Specks and logs. That’s what I’ve been thinking about since yesterday’s Ash Wednesday services, when we heard Jesus’ instruction to his disciples in Luke 6: Want to know how to be merciful like God is? You can start by not getting worked up about the speck in somebody else’s eye when you’ve got a whole log sticking out of your own.
David preached a great sermon on the passage. He talked about how hard it is to cultivate mercy toward others when so often we look at others and judge them on the basis of things we know we can “beat them” on. So we criticize others for being greedy or deceitful or lazy because we perceive ourselves to be generous or honest or hardworking — even though, somewhere deep down, we know how often we aren’t. It’s a lot less painful to carp on somebody else’s speck than it is to deal with our own logs.
This all resonated with me — a little too much for my own comfort. Yet I also found myself thinking of all the time I spend making comparisons in the other direction — comparing myself to people on the basis of things I “lose” on. So often I catch myself looking at people and criticizing myself because I think I’m somehow less than they are. So this person seems more successful than I am, that person has a better apartment than I do, somebody else is thinner than I am, and that person over there has the marriage and family I’d like. It’s like I start to envy other people’s little specks, because it seems to me all I’ve got are these huge logs.
There are any number of problems with this. But when I think about Jesus’ instruction to be merciful, two problems really stand out. One is pretty obvious: if I’m supposed to be merciful as my Father is merciful, and if my Father is merciful to — among other people — me, then I ought to be merciful to myself. Relentless self-judgment and self-criticism are hardly merciful. Constantly berating myself for having all these logs when other people seem to have managed only to have specks doesn’t help me become me more like my merciful Father.
The other problem with this comparison and judgment is a little less obvious but perhaps even more damaging. As David said yesterday, when we judge others based on things we can beat them on, then we are treating people as commodities to be used to make us feel better about ourselves. By the same token, if we judge ourselves based on things others can beat us on, we’re still treating those people as commodities; they’re just commodities we use to make us feel worse about ourselves. Either way, we’ve taken someone with dignity and worth, someone created in the image of God, and used them for our own ends. It doesn’t matter whether those ends are good or not, because commodifying people and using them is never good.

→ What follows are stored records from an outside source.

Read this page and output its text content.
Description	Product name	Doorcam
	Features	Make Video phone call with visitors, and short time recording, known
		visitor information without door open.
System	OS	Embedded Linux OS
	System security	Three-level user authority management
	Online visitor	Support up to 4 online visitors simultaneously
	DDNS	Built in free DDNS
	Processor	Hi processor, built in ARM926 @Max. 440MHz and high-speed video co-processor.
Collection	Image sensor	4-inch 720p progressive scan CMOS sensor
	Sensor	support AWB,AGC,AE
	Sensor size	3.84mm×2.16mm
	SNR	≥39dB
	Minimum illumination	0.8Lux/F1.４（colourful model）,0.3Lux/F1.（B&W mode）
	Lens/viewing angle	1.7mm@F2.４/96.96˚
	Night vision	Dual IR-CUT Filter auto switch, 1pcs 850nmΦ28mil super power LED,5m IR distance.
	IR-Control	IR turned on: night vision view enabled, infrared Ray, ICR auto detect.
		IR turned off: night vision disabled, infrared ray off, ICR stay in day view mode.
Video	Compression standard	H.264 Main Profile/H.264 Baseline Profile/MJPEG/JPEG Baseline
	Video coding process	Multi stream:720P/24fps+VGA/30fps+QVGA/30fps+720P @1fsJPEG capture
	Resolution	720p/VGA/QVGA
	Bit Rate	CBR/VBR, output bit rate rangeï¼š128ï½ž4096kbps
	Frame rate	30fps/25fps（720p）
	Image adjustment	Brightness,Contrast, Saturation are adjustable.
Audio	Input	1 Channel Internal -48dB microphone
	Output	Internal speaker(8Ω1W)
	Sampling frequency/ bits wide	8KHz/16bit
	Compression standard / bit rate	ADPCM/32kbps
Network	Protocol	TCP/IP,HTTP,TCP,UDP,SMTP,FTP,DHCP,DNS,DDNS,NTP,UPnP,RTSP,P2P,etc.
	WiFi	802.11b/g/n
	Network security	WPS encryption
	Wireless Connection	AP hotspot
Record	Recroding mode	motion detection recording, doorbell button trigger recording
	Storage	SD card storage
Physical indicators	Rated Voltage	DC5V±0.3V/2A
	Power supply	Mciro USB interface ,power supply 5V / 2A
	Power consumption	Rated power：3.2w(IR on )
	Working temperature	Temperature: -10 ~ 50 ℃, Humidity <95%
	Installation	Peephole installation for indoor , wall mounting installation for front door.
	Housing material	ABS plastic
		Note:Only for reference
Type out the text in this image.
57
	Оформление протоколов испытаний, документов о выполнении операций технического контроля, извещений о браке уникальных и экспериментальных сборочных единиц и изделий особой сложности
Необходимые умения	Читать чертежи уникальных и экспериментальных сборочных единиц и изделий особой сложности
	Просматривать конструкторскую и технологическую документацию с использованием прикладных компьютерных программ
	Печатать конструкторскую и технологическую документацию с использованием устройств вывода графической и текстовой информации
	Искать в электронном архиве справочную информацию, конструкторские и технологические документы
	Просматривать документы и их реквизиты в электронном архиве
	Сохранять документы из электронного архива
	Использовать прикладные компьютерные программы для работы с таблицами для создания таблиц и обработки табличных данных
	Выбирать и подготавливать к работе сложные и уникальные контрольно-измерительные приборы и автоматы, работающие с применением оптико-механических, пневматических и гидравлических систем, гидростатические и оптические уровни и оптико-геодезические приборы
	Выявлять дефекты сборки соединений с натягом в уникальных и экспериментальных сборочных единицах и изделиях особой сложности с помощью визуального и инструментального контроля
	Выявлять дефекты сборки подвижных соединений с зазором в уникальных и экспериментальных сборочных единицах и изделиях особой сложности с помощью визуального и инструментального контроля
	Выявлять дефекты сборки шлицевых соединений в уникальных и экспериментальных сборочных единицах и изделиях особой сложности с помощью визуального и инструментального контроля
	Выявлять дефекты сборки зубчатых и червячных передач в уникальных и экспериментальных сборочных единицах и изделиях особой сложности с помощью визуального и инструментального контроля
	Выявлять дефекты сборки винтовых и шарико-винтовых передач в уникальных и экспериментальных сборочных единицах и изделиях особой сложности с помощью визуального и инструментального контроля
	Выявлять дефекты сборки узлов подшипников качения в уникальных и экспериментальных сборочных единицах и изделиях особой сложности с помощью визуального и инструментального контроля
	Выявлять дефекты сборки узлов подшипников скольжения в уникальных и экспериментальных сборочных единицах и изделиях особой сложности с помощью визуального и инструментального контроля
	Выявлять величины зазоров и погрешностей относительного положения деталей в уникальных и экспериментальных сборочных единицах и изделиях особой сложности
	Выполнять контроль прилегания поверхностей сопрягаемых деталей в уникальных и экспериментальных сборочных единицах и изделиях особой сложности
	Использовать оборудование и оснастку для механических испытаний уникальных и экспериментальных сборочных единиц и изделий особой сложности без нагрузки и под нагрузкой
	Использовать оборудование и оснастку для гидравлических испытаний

It’s never good, and it’s never merciful. Because when we only use someone as a foil against whom to measure our own perceived shortcomings, we cannot actually love that person. We cannot have compassion for the specks they do have that make their lives painful or difficult, or see if there might be any way we could serve them as they work on those specks.
And ultimately, it doesn’t really matter whether you’ve got a speck in your eye or a log, because either way, you can’t see very well. So my prayer for myself, and for all of us, this Lent is that what we’d long for most of all is clear vision. That we’d be desperate for God to remove the stuff in our eyes, no matter how big or small it is. That day by day, we’d see more and more clearly the beauty and the love and the majesty of our merciful Father. And that we’d give anything to become more like him.